Dual nationality exists when two or more nations claim jurisdiction over an individual. This may lead to disputes between the nations claiming the allegiance of the person, requiring that international law settle the matter. This has led to the doctrine of dominant nationality.
In a forthcoming article of Emory International Law Review (25) 2012, “Dueling nationalities, Dominant and Effective Nationality, and the case of Anwar al-Auluqi”, Abraham U. Kannof argues that the United States should be able under the law to exterminate terrorists like “Anwar al-Aulaqi”. He was a dual Yemeni-US citizen when the United States took him out with an armed drone in September 2011. In such cases, according to Kannof, the United States could treat a belligerent like al-Aulaqi as a dominant and effective citizen of Yemen, and no longer under the protection of the United States, and therefore al-Aulaqi’s Constitutional rights, such as the right not to be deprived of life and liberty without due process of the law, no longer count.
Kannof argues further that the United States also recognizes this international convention of dominant and effective nationality. Indeed, I was able to find quickly a Department of Justice memo, that suggests that dominant nationality could help determine if a person should be allowed to work in jobs for which the law requires a US citizenship and loyalty to the US, in cases where the applicant is a dual citizen of a country for which there is no exemption.
What determines Dominant Nationality? An American woman, Mrs. Strunsky Merge, tried to get reparations from the Republic of Italy to recover damages to her property during WWII; the court denied her claim, because she was a dual national thanks to her Italian husband–the court determined her dominant nationality to be Italian, and therefore she was not entitled to any recovery of damages under the terms of the peace treaty.
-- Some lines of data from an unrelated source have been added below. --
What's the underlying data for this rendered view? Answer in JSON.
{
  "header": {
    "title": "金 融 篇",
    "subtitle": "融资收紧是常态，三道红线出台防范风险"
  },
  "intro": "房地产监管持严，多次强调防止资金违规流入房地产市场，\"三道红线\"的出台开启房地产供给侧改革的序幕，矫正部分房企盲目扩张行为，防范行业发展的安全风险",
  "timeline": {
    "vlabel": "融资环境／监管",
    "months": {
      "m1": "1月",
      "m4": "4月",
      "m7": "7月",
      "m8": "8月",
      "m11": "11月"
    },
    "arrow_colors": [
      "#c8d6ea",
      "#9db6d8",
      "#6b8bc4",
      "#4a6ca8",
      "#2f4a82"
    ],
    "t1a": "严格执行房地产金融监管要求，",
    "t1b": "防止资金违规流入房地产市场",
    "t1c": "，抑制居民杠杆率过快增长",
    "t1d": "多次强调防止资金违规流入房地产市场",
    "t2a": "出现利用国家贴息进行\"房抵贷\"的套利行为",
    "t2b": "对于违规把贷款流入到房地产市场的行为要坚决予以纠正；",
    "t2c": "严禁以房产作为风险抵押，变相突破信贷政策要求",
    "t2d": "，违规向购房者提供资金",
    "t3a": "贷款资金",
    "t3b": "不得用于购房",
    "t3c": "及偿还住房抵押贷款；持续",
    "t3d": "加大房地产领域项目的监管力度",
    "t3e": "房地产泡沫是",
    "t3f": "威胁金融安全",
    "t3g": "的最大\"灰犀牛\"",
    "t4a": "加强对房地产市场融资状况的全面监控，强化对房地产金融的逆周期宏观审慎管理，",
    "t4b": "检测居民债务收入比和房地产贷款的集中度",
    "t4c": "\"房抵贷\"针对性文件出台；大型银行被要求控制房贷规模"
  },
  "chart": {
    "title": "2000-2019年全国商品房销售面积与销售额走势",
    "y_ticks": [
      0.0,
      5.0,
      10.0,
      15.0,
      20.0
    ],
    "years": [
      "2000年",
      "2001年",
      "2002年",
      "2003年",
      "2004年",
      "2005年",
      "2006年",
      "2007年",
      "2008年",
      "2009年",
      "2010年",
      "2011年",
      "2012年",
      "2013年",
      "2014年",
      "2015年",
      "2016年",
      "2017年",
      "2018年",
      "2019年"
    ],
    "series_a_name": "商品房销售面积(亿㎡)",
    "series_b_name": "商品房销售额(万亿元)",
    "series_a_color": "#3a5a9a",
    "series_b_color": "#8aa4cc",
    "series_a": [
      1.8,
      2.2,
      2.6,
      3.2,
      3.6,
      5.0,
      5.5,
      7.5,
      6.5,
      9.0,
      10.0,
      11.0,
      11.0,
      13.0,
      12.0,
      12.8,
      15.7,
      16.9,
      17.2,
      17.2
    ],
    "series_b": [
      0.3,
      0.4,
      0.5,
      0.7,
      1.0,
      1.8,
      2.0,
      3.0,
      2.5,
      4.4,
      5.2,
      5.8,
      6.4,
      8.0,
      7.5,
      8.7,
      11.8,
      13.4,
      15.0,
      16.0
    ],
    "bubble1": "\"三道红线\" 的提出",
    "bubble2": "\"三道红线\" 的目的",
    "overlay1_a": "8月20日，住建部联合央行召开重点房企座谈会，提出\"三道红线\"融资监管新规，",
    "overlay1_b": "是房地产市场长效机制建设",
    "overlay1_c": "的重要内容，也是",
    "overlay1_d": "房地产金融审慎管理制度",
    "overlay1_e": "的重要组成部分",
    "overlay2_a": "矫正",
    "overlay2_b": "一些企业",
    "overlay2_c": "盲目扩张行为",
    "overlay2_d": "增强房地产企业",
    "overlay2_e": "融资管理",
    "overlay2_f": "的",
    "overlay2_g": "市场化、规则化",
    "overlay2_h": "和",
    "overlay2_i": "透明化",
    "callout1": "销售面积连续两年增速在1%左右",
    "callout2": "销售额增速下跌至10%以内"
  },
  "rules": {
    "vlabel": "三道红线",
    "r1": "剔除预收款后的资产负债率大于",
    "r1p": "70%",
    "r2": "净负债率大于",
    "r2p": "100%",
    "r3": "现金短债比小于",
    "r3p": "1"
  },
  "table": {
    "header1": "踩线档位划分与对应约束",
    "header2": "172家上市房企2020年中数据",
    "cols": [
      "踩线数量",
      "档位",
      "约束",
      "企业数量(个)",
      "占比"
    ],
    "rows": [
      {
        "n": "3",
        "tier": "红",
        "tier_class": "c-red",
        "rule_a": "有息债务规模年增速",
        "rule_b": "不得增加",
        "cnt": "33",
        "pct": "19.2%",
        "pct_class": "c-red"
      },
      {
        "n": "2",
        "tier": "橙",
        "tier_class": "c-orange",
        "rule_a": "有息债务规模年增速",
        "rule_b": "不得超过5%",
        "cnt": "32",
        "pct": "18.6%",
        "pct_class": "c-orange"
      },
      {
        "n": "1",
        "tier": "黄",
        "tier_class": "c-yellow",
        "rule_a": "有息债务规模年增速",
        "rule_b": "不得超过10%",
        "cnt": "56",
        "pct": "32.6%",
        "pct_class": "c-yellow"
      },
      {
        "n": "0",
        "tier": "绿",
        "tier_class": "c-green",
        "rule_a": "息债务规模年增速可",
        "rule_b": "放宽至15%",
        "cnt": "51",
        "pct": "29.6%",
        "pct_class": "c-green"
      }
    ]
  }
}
Kannof writes (p. 118):
In that same year , the Mergé Claim gave the principal statement of the doctrine of dominant and effective nationality. There, the Italian-U.S. Conciliation Commission “looked to general principles of international law for resolution to the issue of dual nationality,” finding that “the sovereign equality of States . . . must yield before the principle of effective nationality whenever such nationality is that of the claiming State.” The Commission established considerations by which an individual’s nationality would be evaluated, including “habitual residence, [t]he conduct of the individual in his economic, social, political, civic and family life, as well as the closer and more effective bond with one of the two States.”
Now, Kannof (p. 123) argues that the dominant and effective nationality test should have many uses outside of the context of international arbitration of disputes, including the assassination of United States home-grown terrorists. I argue that it has important ramifications for dual citizens crossing the United States border, US extraterritorial taxation, FBAR and FATCA. The concept of dual citizenship is inadequate when it comes to determining the issues that we are facing. We need to insist upon the doctrine of dominant nationality in the following cases:
(1) When crossing the border. A person born in the United States but who is a resident and citizen of Canada must have the right to travel to the United State with a Canadian passport because he or she has dominant and effective Canadian citizenship. If the United States could decide unilaterally that it can assassinate a US citizen, then we need to insist upon the protection of Canada, and not travel with a US passport–insisting further, that as having dominant and effective Canadian citizenship, that we have the right and the duty to travel on a Canadian passport.
(2) When paying taxes. Canada says it will not collect US taxes from Canadian citizens. If you are living in Canada and you are Canadian citizen, you should not have to pay taxes or file to IRS, because your dominant nationality is Canadian. The IRS cannot collect any taxes that they may assign to a Canadian citizen resident in Canada, unless they can establish lien on a property or bank account that is in the United States. Get your assets out of the United States, and legally, you don’t have to file, because your dominant nationality is Canadian. But in any case, if the USA could potentially assassinate you because your dominant nationality is not US, then I don’t see why you should have to file a 1040.
(3) When threatened with FBAR and FBAR penalties. The Canadian government says it will not collect FBAR penalties. But those dual citizens with dominant Canadian nationality do not fall under the FBAR law (Bank Secrecy Act), which very clearly states who must file: “Each person subject to the jurisdiction of the United States”. Well, a person with dominant Canadian nationality does not fall under the jurisdiction of the United States but that of Canada. I’m sorry Mr. Geithner, but dual citizens living in Canada don’t have to file. This is clear under international law; and the FBAR law likewise supports this point. So why don’t you just change the rules already to reflect that fact. I urge dual citizens in Canada and abroad to assert your dominant nationality and refuse to file FBARs.
(4) FATCA : When the bank asks you to cede your rights as a Canadian, just simply tell them that your dominant and effective nationality is Canadian. Pull out the law article by Kannof if they don’t know what that is (they won’t).
The doctrine of dominant nationality under international law could indeed have important ramifications for our problem. It is perhaps also a better solution for many dual citizens of the US and another nation, in particular those who do not want to relinquish their citizenship. It is also the practical and common sense solution. And that is why the United States government will fight it tooth and nail.